– Мамкин! Саша! – раздался за спиной недовольный голос командира эскадрильи. – Ты почему не отдыхаешь? Завтра утром, как только рассветет, тебе снова лететь к партизанам.

– Понял, – хмурым голосом проговорил Мамкин, улыбка сползла с его лица: только что он общался с Леной, вспоминал ее, был доволен, на душе рождалось светлое тепло, но вот комэск все прервал.

Восход солнца завтра в пять сорок утра, значит, в это время он уже должен будет сидеть в кабине кукурузника и с прогретым мотором готовиться к рулежке, за которой последует взлет.

– Все понял? – напористо поинтересовался Игнатенко.

– Все.

– Тогда выпей чаю на сон грядущий и – баю-баюшки баю…

Вечер сгустился над аэродромом, было много фиолетовых красок – и тени были фиолетовыми, и свет – с примесью яркой белесости, в недалеком лесочке, среди деревьев, перемещались какие-то искривленные фиолетовые фигуры, то пропадали, то возникали вновь, свежий ветер приносил оттуда запах влажной лежалой травы, кореньев и чего-то еще, непонятного и даже сладкого, – возможно, просыпающихся цветов.

Но день сейчас, слава богу, стал большим, не то что где-нибудь в конце ноября – семь часов с небольшим довеском, ныне же долгота его – тринадцать-четырнадцать часов. При определенной сноровке можно сделать два рейса к партизанам.

Придя в сарай, жарко протопленный дежурным сержантом из БАО – батальона аэродромного обслуживания, Мамкин стянул с себя унты, комбинезон и нырнул под двойное одеяло, сшитое и пары шерстяных трофейных покрывал.

Покрывала были теплые, мягкие, так что усталый Мамкин уснул почти мгновенно…


Рано утром вылететь не удалось – на землю наполз сильный туман, лег плотно, как снег, вылетел Мамкин в два часа дня, почти у самой критической отметки, которая позволяла вернуться домой засветло.

Линию фронта лучше всего было проходить в воздухе по коридорам (как, собственно, и на земле), которые Мамкин определял сам, глядя на карты, испещренные значками и уточнениями разведчиков, добавлял к ним свои собственные наблюдения, сделанные с высоты… Таким образом коридоры мамкинские проходили над стыками гитлеровских частей, там, где не было зенитных пулеметов.

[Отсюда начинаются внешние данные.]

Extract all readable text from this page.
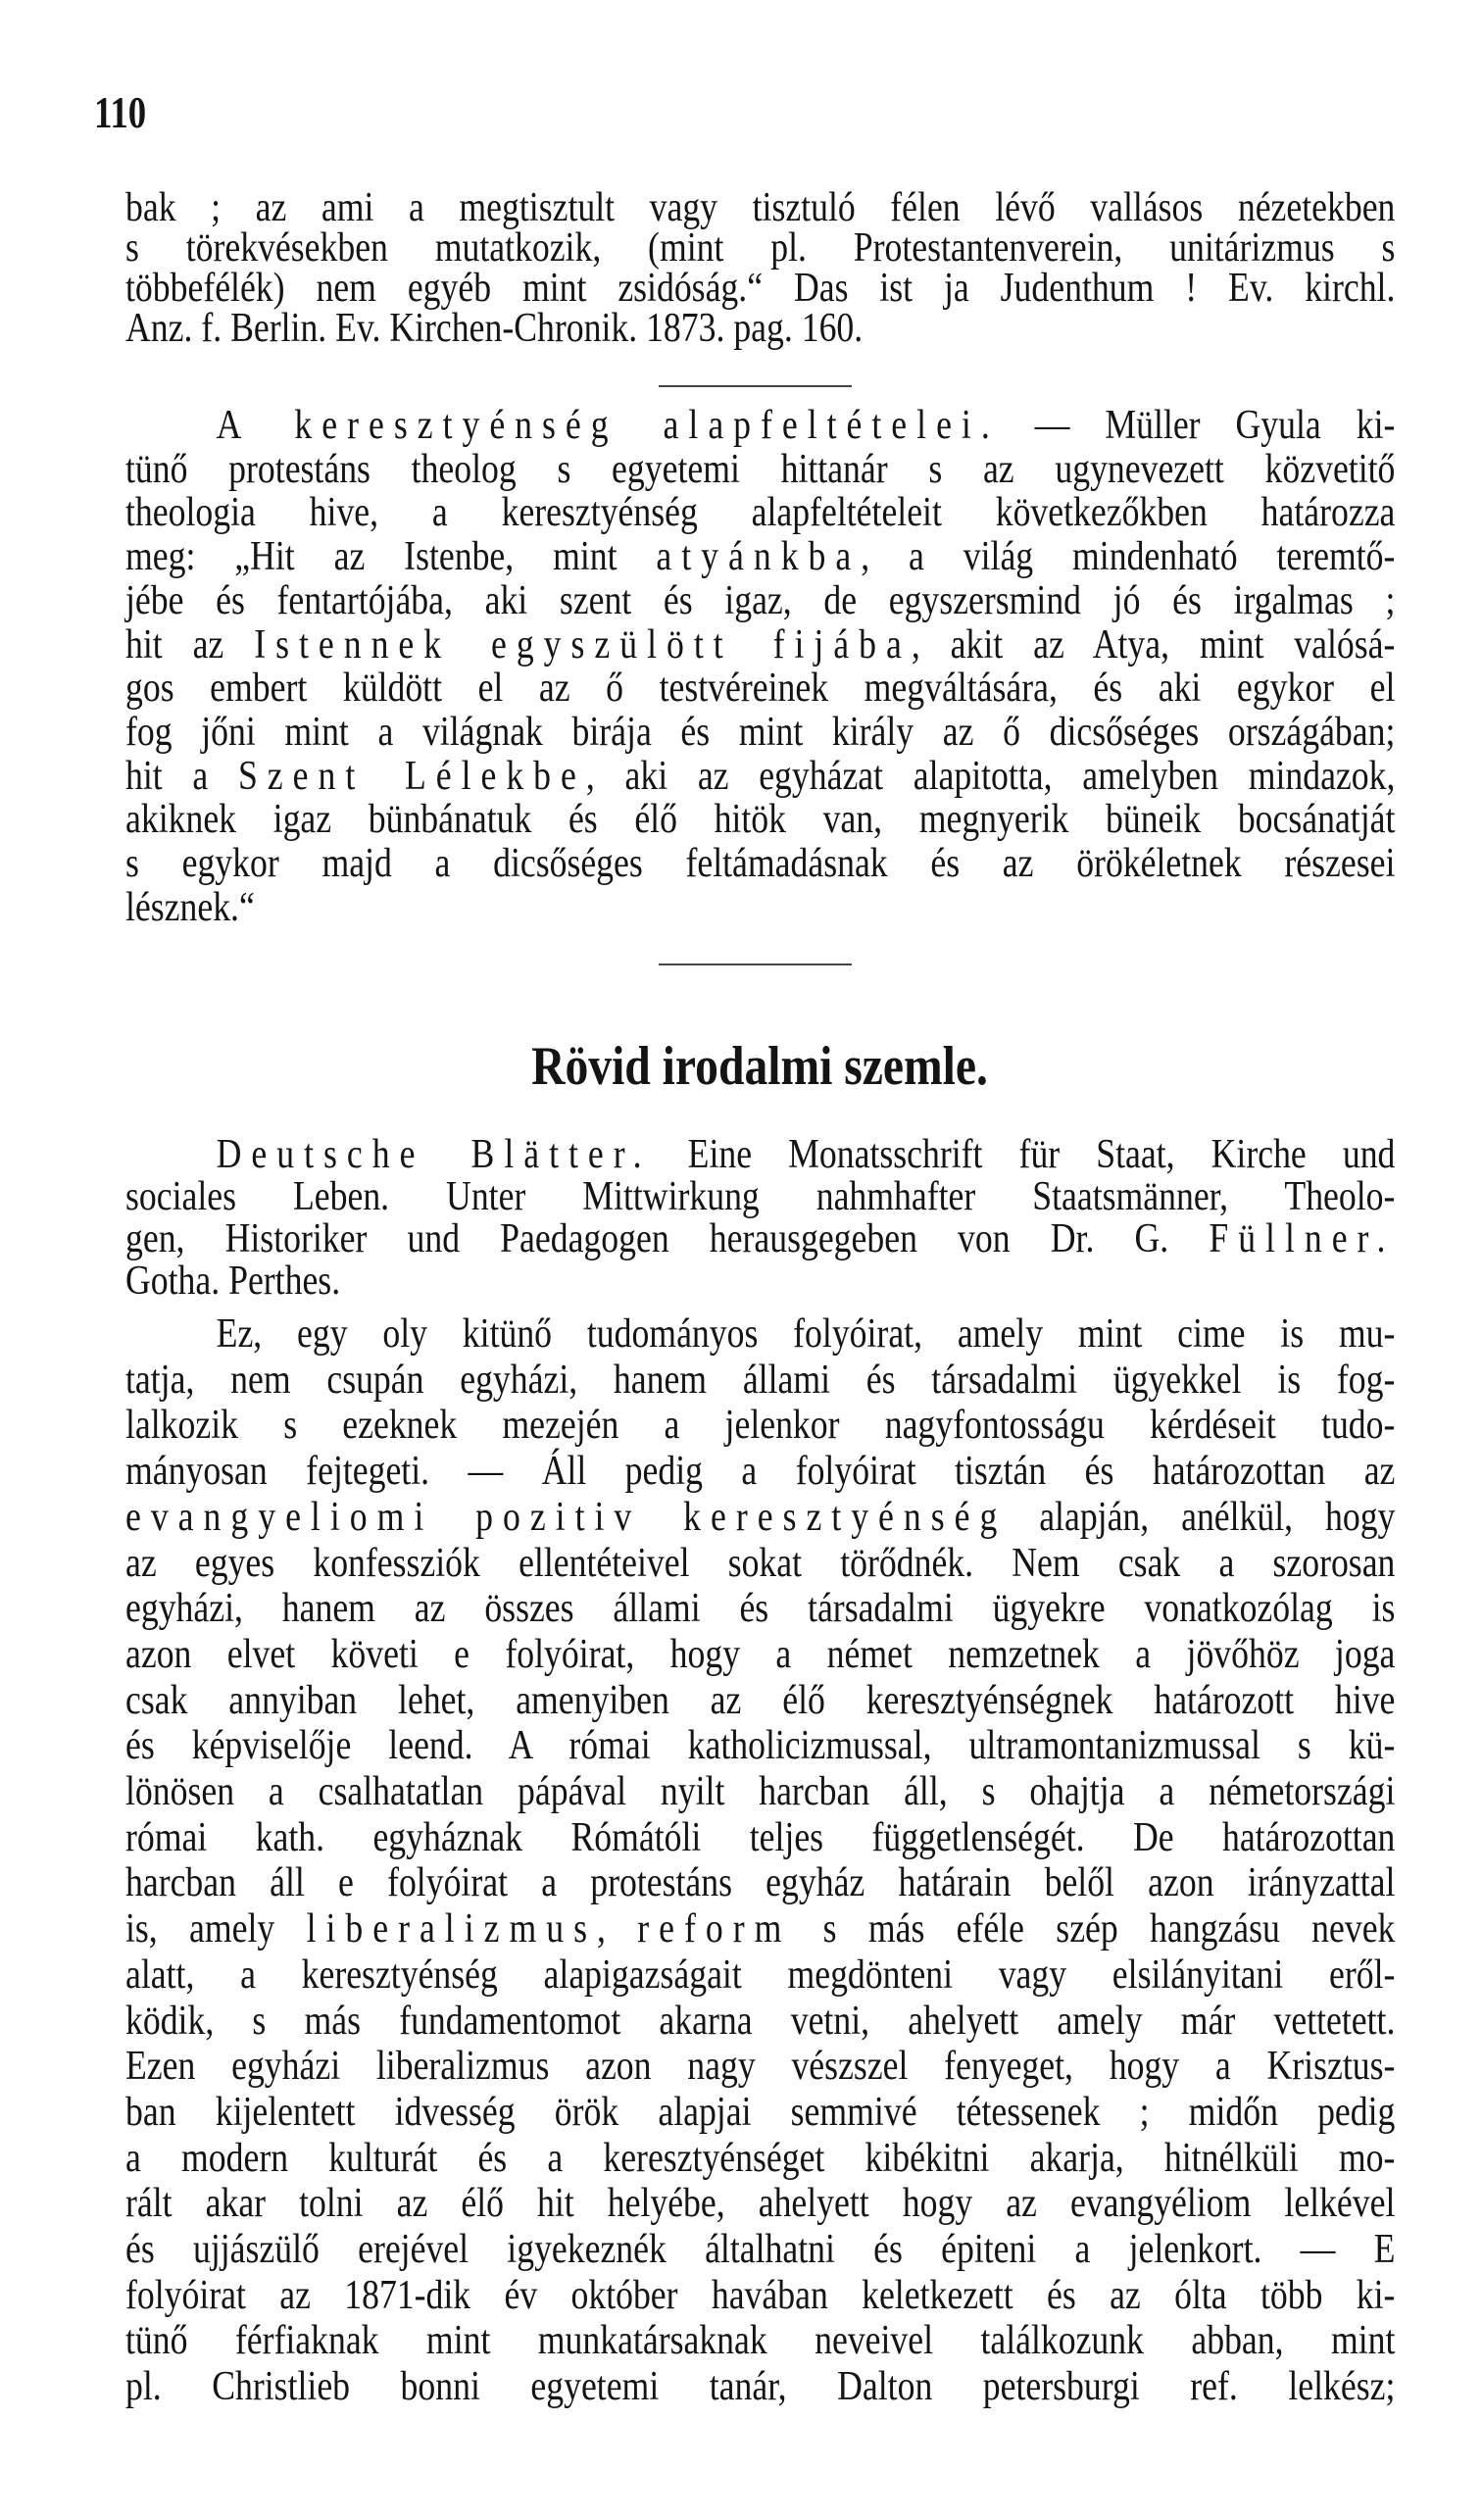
110
bak ; az ami a megtisztult vagy tisztuló félen lévő vallásos nézetekben
s törekvésekben mutatkozik, (mint pl. Protestantenverein, unitárizmus s
többefélék) nem egyéb mint zsidóság.“ Das ist ja Judenthum ! Ev. kirchl.
Anz. f. Berlin. Ev. Kirchen-Chronik. 1873. pag. 160.
A keresztyénség alapfeltételei. — Müller Gyula ki-
tünő protestáns theolog s egyetemi hittanár s az ugynevezett közvetitő
theologia hive, a keresztyénség alapfeltételeit következőkben határozza
meg: „Hit az Istenbe, mint atyánkba, a világ mindenható teremtő-
jébe és fentartójába, aki szent és igaz, de egyszersmind jó és irgalmas ;
hit az Istennek egyszülött fijába, akit az Atya, mint valósá-
gos embert küldött el az ő testvéreinek megváltására, és aki egykor el
fog jőni mint a világnak birája és mint király az ő dicsőséges országában;
hit a Szent Lélekbe, aki az egyházat alapitotta, amelyben mindazok,
akiknek igaz bünbánatuk és élő hitök van, megnyerik büneik bocsánatját
s egykor majd a dicsőséges feltámadásnak és az örökéletnek részesei
lésznek.“
Rövid irodalmi szemle.
Deutsche Blätter. Eine Monatsschrift für Staat, Kirche und
sociales Leben. Unter Mittwirkung nahmhafter Staatsmänner, Theolo-
gen, Historiker und Paedagogen herausgegeben von Dr. G. Füllner.
Gotha. Perthes.
Ez, egy oly kitünő tudományos folyóirat, amely mint cime is mu-
tatja, nem csupán egyházi, hanem állami és társadalmi ügyekkel is fog-
lalkozik s ezeknek mezején a jelenkor nagyfontosságu kérdéseit tudo-
mányosan fejtegeti. — Áll pedig a folyóirat tisztán és határozottan az
evangyeliomi pozitiv keresztyénség alapján, anélkül, hogy
az egyes konfessziók ellentéteivel sokat törődnék. Nem csak a szorosan
egyházi, hanem az összes állami és társadalmi ügyekre vonatkozólag is
azon elvet követi e folyóirat, hogy a német nemzetnek a jövőhöz joga
csak annyiban lehet, amenyiben az élő keresztyénségnek határozott hive
és képviselője leend. A római katholicizmussal, ultramontanizmussal s kü-
lönösen a csalhatatlan pápával nyilt harcban áll, s ohajtja a németországi
római kath. egyháznak Rómátóli teljes függetlenségét. De határozottan
harcban áll e folyóirat a protestáns egyház határain belől azon irányzattal
is, amely liberalizmus, reform s más eféle szép hangzásu nevek
alatt, a keresztyénség alapigazságait megdönteni vagy elsilányitani eről-
ködik, s más fundamentomot akarna vetni, ahelyett amely már vettetett.
Ezen egyházi liberalizmus azon nagy vészszel fenyeget, hogy a Krisztus-
ban kijelentett idvesség örök alapjai semmivé tétessenek ; midőn pedig
a modern kulturát és a keresztyénséget kibékitni akarja, hitnélküli mo-
rált akar tolni az élő hit helyébe, ahelyett hogy az evangyéliom lelkével
és ujjászülő erejével igyekeznék általhatni és épiteni a jelenkort. — E
folyóirat az 1871-dik év október havában keletkezett és az ólta több ki-
tünő férfiaknak mint munkatársaknak neveivel találkozunk abban, mint
pl. Christlieb bonni egyetemi tanár, Dalton petersburgi ref. lelkész;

Впрочем, если напороться и на простой пулемет – тоже будет несладко, фанерный У-2 может заполыхать, как свечка, поэтому в воздухе Мамкин всегда ожесточенно крутил головой, стараясь засекать все опасные места на земле, а заодно следить за пространством. Из-за любого дырявого облачишки мог выскользнуть «мессер» – машина скоростная и очень опасная, цепкая.

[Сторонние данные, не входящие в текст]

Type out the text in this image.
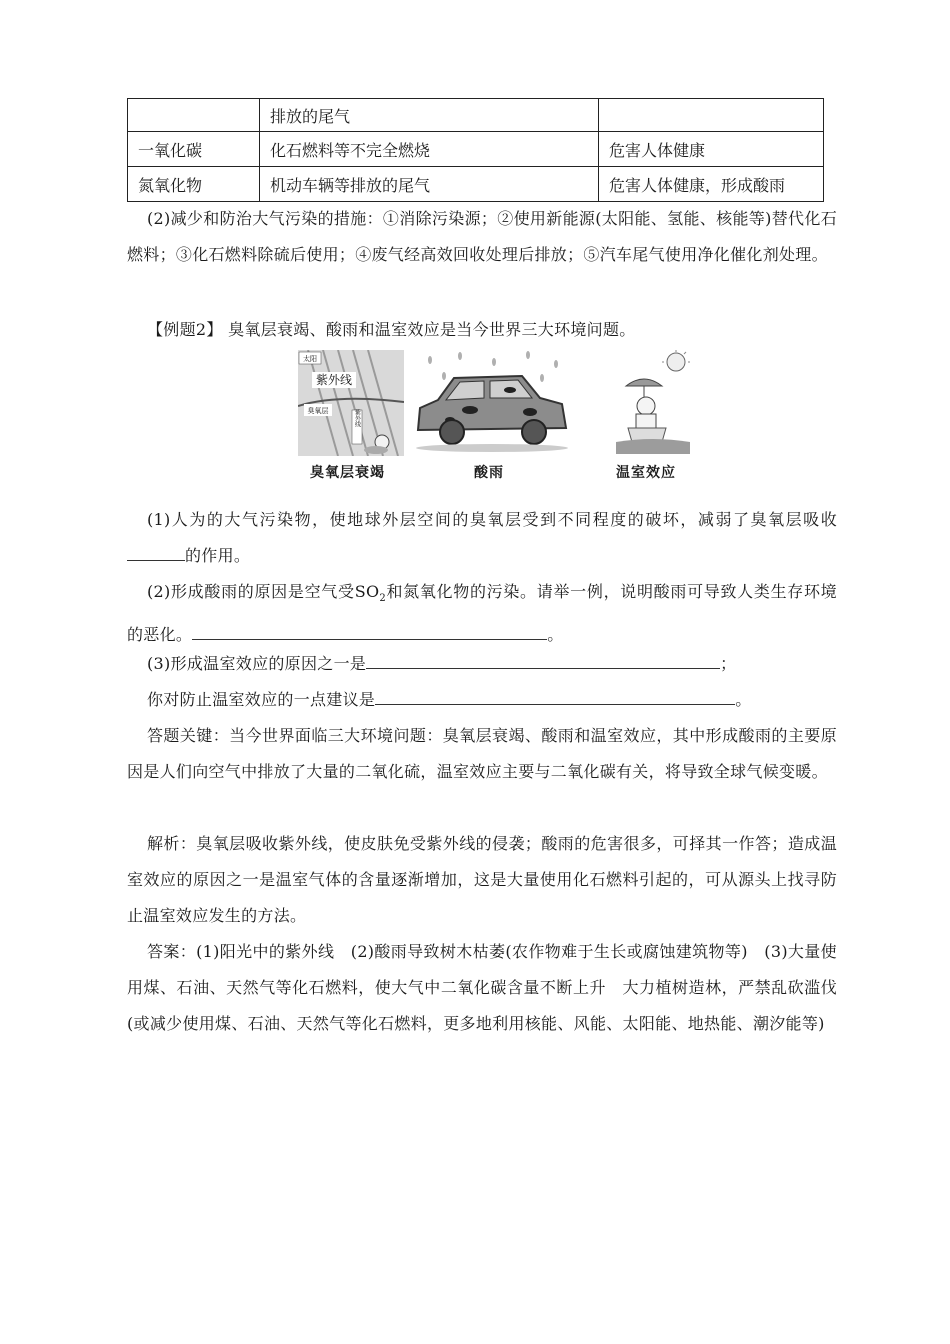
	排放的尾气	
一氧化碳	化石燃料等不完全燃烧	危害人体健康
氮氧化物	机动车辆等排放的尾气	危害人体健康，形成酸雨
(2)减少和防治大气污染的措施：①消除污染源；②使用新能源(太阳能、氢能、核能等)替代化石燃料；③化石燃料除硫后使用；④废气经高效回收处理后排放；⑤汽车尾气使用净化催化剂处理。
【例题2】 臭氧层衰竭、酸雨和温室效应是当今世界三大环境问题。
太阳
紫外线
臭氧层	紫外线
臭氧层衰竭	酸雨	温室效应
(1)人为的大气污染物，使地球外层空间的臭氧层受到不同程度的破坏，减弱了臭氧层吸收的作用。
(2)形成酸雨的原因是空气受$SO_2$和氮氧化物的污染。请举一例，说明酸雨可导致人类生存环境的恶化。	。
(3)形成温室效应的原因之一是	；
你对防止温室效应的一点建议是	。
答题关键：当今世界面临三大环境问题：臭氧层衰竭、酸雨和温室效应，其中形成酸雨的主要原因是人们向空气中排放了大量的二氧化硫，温室效应主要与二氧化碳有关，将导致全球气候变暖。
解析：臭氧层吸收紫外线，使皮肤免受紫外线的侵袭；酸雨的危害很多，可择其一作答；造成温室效应的原因之一是温室气体的含量逐渐增加，这是大量使用化石燃料引起的，可从源头上找寻防止温室效应发生的方法。
答案：(1)阳光中的紫外线　(2)酸雨导致树木枯萎(农作物难于生长或腐蚀建筑物等)　(3)大量使用煤、石油、天然气等化石燃料，使大气中二氧化碳含量不断上升　大力植树造林，严禁乱砍滥伐(或减少使用煤、石油、天然气等化石燃料，更多地利用核能、风能、太阳能、地热能、潮汐能等)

Спасти кукурузник при встрече с «мессером» могла только малая высота, да черепашья скорость.

«Мессерам» черепашьи скорости не были подвластны, и Мамкин старался использовать это обстоятельство максимально и научился ловко обводить немецких летчиков вокруг пальца.

Немцы ругались в воздухе последними словами, обзывали пилота «рабом тряпичной машины», «русской свиньей», «летающим сортиром», плевались, но ничего поделать не могли. Стоило им только немного сбавить скорость, чтобы совершить маневр и приладиться к «кукурузнику», как «мессер» немедленно начинал терять высоту – того гляди, клюнет носом и сорвется в штопор.

Но хуже «мессеров» были зенитные установки, расположенные на земле. Их Мамкин старался обходить аккуратно, поштучно и, честно говоря, побаивался больше, чем «мессеров», особенно, когда снизу начинали бить четырехствольные установки – в четыре раскаленные струи.

Такая установка разрежет пополам не только кукурузник – легко распилит даже бронированный штурмовик.